Tuesday, March 27, 2018

Cluster 17. DLM & CLVM (Distributed Lock Manager Clustered Logical Volume Management). 


Clustered LVM


With DRBD providing the raw storage for the cluster, we must next consider partitions. This is where Clustered LVM, known as CLVM, comes into play.
CLVM is ideal in that by using DLM, the distributed lock manager. It won't allow access to cluster members outside of corosync's closed process group, which, in turn, requires quorum.
It is ideal because it can take one or more raw devices, known as "physical volumes", or simple as PVs, and combine their raw space into one or more "volume groups", known as VGs. These volume groups then act just like a typical hard drive and can be "partitioned" into one or more "logical volumes", known as LVs. These LVs are where KVM's virtual machine guests will exist and where we will create our GFS2 clustered file system (KVM and GFS2 will be set up in further posts).
LVM is particularly attractive because of how flexible it is. We can easily add new physical volumes later, and then grow an existing volume group to use the new space. This new space can then be given to existing logical volumes, or entirely new logical volumes can be created. This can all be done while the cluster is online offering an upgrade path with no down time.

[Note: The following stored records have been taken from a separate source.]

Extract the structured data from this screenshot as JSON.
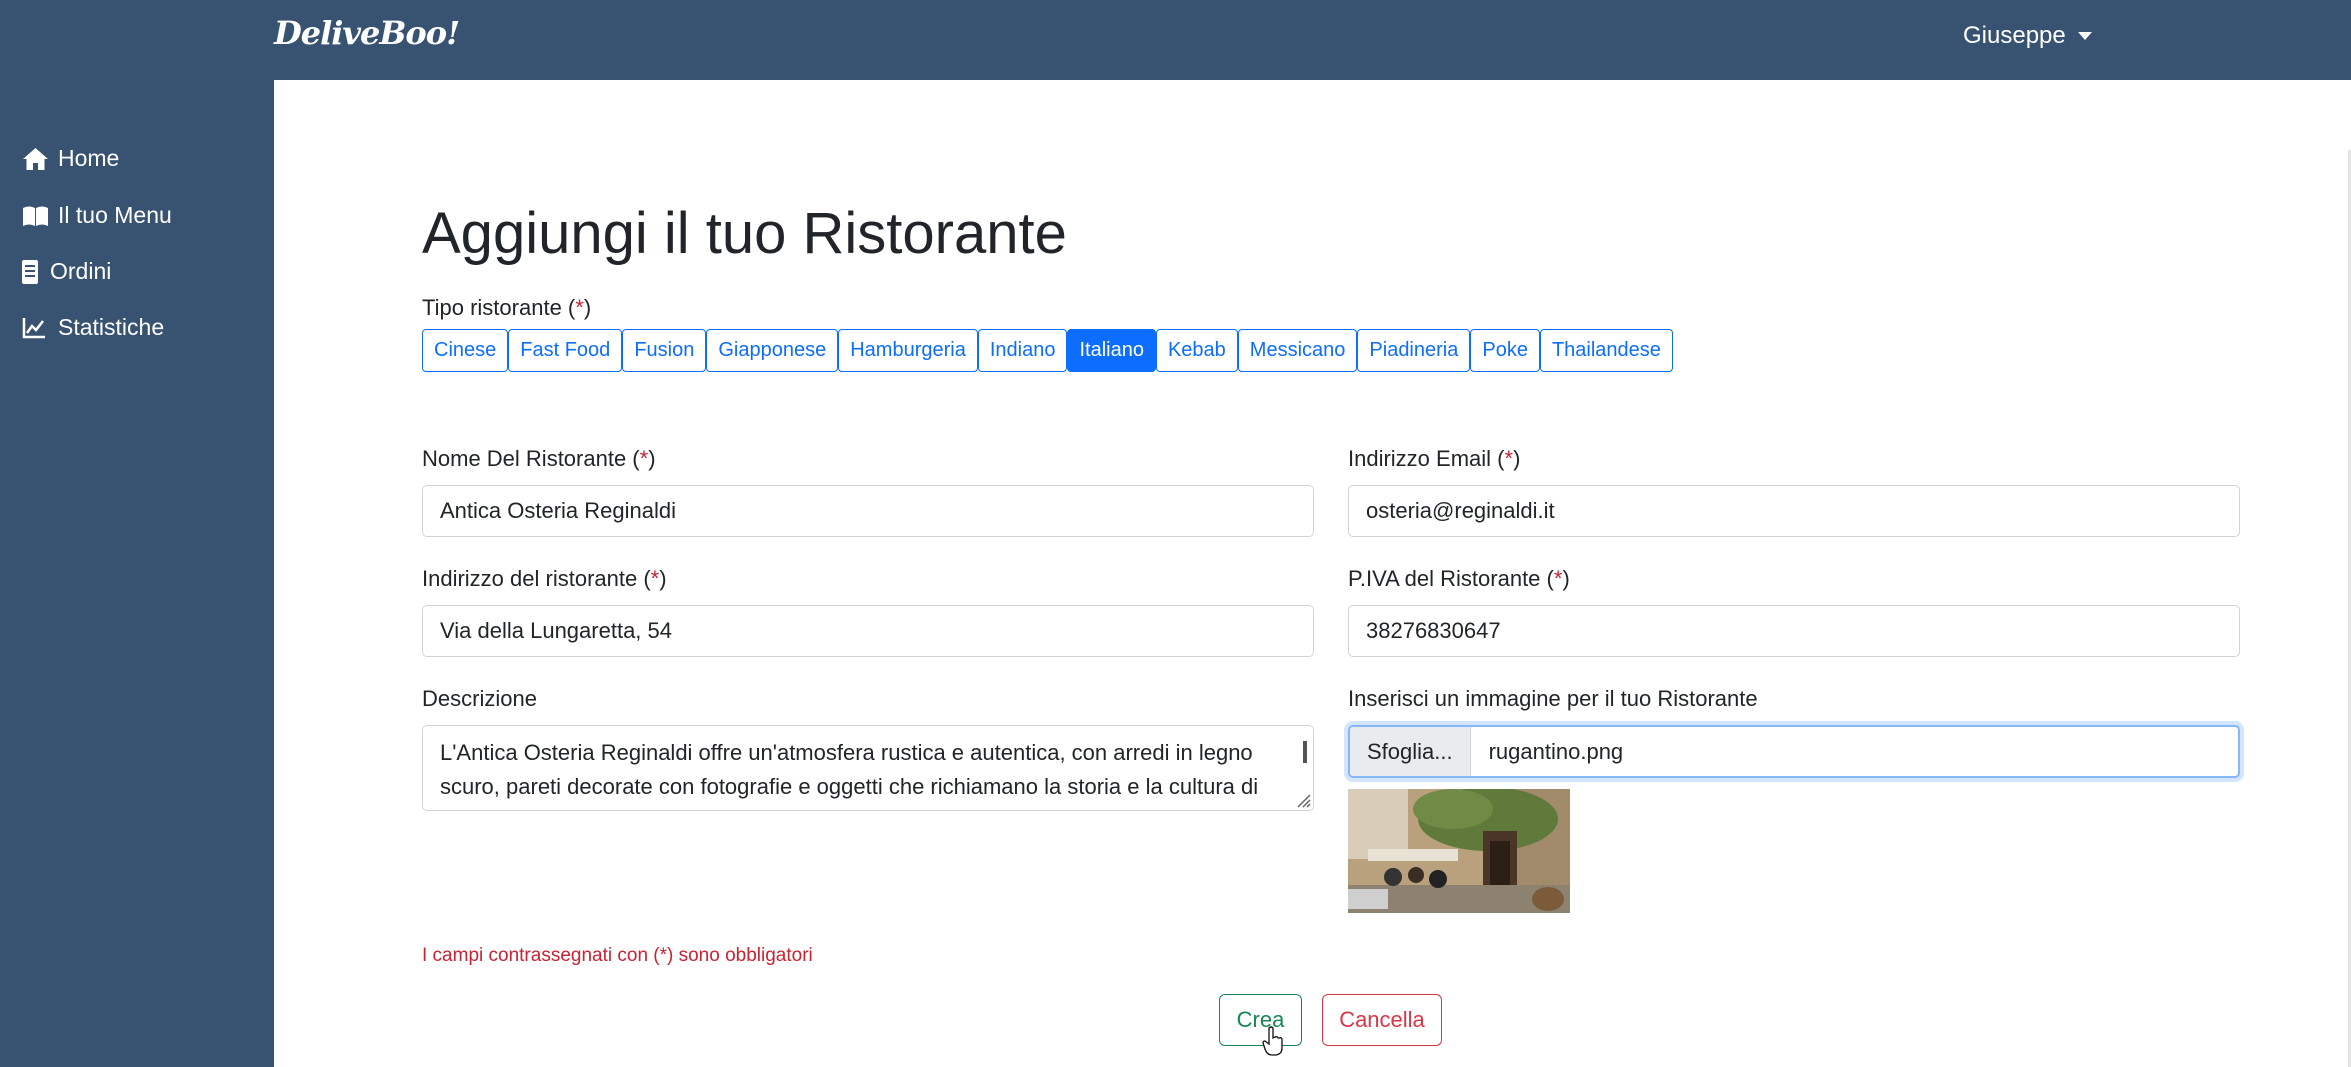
{
  "header": {
    "logo": "DeliveBoo!",
    "user_name": "Giuseppe"
  },
  "sidebar": {
    "items": [
      {
        "label": "Home",
        "icon": "home-icon"
      },
      {
        "label": "Il tuo Menu",
        "icon": "book-icon"
      },
      {
        "label": "Ordini",
        "icon": "receipt-icon"
      },
      {
        "label": "Statistiche",
        "icon": "chart-line-icon"
      }
    ]
  },
  "form": {
    "title": "Aggiungi il tuo Ristorante",
    "required_mark": "*",
    "type_label": "Tipo ristorante",
    "types": [
      "Cinese",
      "Fast Food",
      "Fusion",
      "Giapponese",
      "Hamburgeria",
      "Indiano",
      "Italiano",
      "Kebab",
      "Messicano",
      "Piadineria",
      "Poke",
      "Thailandese"
    ],
    "selected_type": "Italiano",
    "name_label": "Nome Del Ristorante",
    "name_value": "Antica Osteria Reginaldi",
    "email_label": "Indirizzo Email",
    "email_value": "osteria@reginaldi.it",
    "address_label": "Indirizzo del ristorante",
    "address_value": "Via della Lungaretta, 54",
    "vat_label": "P.IVA del Ristorante",
    "vat_value": "38276830647",
    "description_label": "Descrizione",
    "description_value": "L'Antica Osteria Reginaldi offre un'atmosfera rustica e autentica, con arredi in legno scuro, pareti decorate con fotografie e oggetti che richiamano la storia e la cultura di",
    "image_label": "Inserisci un immagine per il tuo Ristorante",
    "browse_label": "Sfoglia...",
    "file_name": "rugantino.png",
    "required_note": "I campi contrassegnati con (*) sono obbligatori",
    "create_label": "Crea",
    "cancel_label": "Cancella"
  },
  "colors": {
    "navbar": "#385272",
    "primary": "#0d6efd",
    "success": "#198754",
    "danger": "#dc3545"
  }
}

Installation and initial setup

On both nodes (you can use ssh agrp-c01n01 comand to execute the same commands on the remote node):
yum install dlm lvm2-cluster -y
rsync -av /etc/lvm /root/backups/

Before creation of the clustered LVM, we need to first make some changes to the LVM configuration (vi /etc/lvm/lvm.conf):
  1. We need to filter out the DRBD backing devices so that LVM doesn't see the same signature a second time on the DRBD resource's backing device. Or in other words - limit the block devices that are used by LVM commands:
    1. filter = [ "a|/dev/drbd|", "a|/dev/sdb|", "r|.*|" ]
    2. pvs # should only show drbd and sdb devices
  2. Switch from local locking to clustered locking:
    1. lvmconf --enable-cluster # Set locking_type to the default clustered type on this system
    2. verify: cat /etc/lvm/lvm.conf |grep locking_type |grep -v "#" # must be locking_type = 3 (clustered locking using DLM)
    3. Other than this setup, creating LVM logical volumes in a clustered environment is identical to creating LVM logical volumes on a single node. There is no difference in the LVM commands themselves, or in the LVM GUI interface.
  3. Do this setting only if your OS itself doesn't use LVM. Don't use locking_type 1 (local) if locking_type 2 or 3 fail. (If an attempt to initialise type 2 or type 3 locking failed, perhaps because cluster components such as clvmd are not running, with this enabled (set to 1), an attempt will be made to use local file-based locking (type 1). If this succeeds, only commands against local VGs will proceed. VGs marked as clustered will be ignored.
    1. fallback_to_local_locking = 0
    2. verify: cat /etc/lvm/lvm.conf |grep fallback_to_local_locking |grep -v "#"
  4. Disable the writing of LVM cache and remove any existing cache:
    1. write_cache_state = 0 # default is "1"
    2. rm /etc/lvm/cache/*
  5. With releases of lvm2 that provide support for lvm2-lvmetad, clusters sharing access to LVM volumes must have lvm2-lvmetad disabled in the configuration and as a service to prevent problems resulting from inconsistent metadata caching throughout the cluster:
    1. use_lvmetad = 0
    2. verify: cat /etc/lvm/lvm.conf |grep use_lvmetad |grep -v "#"
    3. systemctl disable lvm2-lvmetad.service
    4. systemctl disable lvm2-lvmetad.socket
    5. systemctl stop lvm2-lvmetad.service
    6. systemctl status lvm2-lvmetad
    7. Remove lvmetad socket file (if exists): rm '/etc/systemd/system/sockets.target.wants/lvm2-lvmetad.socket'

Setup DLM and CLVM

Create DLM and CLVMD clone cluster Resources (Clone options allows resource to can run on both nodes. In other words clone is Active/Active mode):
pcs resource create dlm ocf:pacemaker:controld op monitor interval=30s on-fail=fence
pcs resource clone dlm clone-max=2 clone-node-max=1 interleave=true ordered=true
pcs resource create clvmd ocf:heartbeat:clvm op monitor interval=30s on-fail=fence
pcs resource clone clvmd clone-max=2 clone-node-max=1 interleave=true ordered=true
Verify:
pcs status

Almost every decision in a Pacemaker cluster, like choosing where a resource should run, is done by comparing scores. Scores are calculated per resource, and the cluster resource manager chooses the node with the highest score for a particular resource. (If a node has a negative score for a resource, the resource cannot run on that node.)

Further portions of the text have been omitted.